Compiling for niceness: mitigating contention for QoS in warehouse scale computers

  • Authors:
  • Lingjia Tang;Jason Mars;Mary Lou Soffa

  • Affiliations:
  • University of Virginia;University of Virginia;University of Virginia

  • Venue:
  • Proceedings of the Tenth International Symposium on Code Generation and Optimization
  • Year:
  • 2012

Quantified Score

Hi-index 0.00

Visualization

Abstract

As the class of datacenters recently coined as warehouse scale computers (WSCs) continues to leverage commodity multicore processors with increasing core counts, there is a growing need to consolidate various workloads on these machines to fully utilize their computation power. However, it is well known that when multiple applications are co-located on a multicore machine, contention for shared memory resources can cause severe cross-core performance interference. To ensure that the quality of service (QoS) of user-facing applications does not suffer from performance interference, WSC operators resort to disallowing co-location of latency-sensitive applications with other applications. This policy translates to low machine utilization and millions of dollars wasted in WSCs. This paper presents QoS-Compile, the first compilation approach that statically manipulates application contentiousness to enable the co-location of applications with varying QoS requirements, and as a result, can greatly improve machine utilization.

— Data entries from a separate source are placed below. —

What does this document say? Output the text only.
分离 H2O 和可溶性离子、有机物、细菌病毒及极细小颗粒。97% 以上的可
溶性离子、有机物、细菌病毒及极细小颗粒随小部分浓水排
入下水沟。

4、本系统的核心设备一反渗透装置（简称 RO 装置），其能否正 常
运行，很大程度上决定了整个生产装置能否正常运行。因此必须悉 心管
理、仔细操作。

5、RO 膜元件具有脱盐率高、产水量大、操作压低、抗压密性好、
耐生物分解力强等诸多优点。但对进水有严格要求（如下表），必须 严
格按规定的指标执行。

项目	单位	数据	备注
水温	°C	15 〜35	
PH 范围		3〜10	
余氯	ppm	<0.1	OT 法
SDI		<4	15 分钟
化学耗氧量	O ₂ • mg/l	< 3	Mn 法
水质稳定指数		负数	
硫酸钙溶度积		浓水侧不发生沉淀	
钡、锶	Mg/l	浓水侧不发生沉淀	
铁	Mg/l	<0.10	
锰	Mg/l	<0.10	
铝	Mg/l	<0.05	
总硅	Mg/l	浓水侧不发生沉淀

Our technique first pinpoints an application's code regions that tend to cause contention and performance interference. QoS-Compile then transforms those regions to reduce their contentious nature. In essence, to co-locate applications of different QoS priorities, our compilation technique uses pessimizing transformations to throttle down the memory access rate of the contentious regions in low priority applications to reduce their interference to high priority applications. Our evaluation using synthetic benchmarks, SPEC benchmarks and large-scale Google applications show that QoS-Compile can greatly reduce contention, improve QoS of applications, and improve machine utilization. Our experiments show that our technique improves applications' QoS performance by 21% and machine utilization by 36% on average.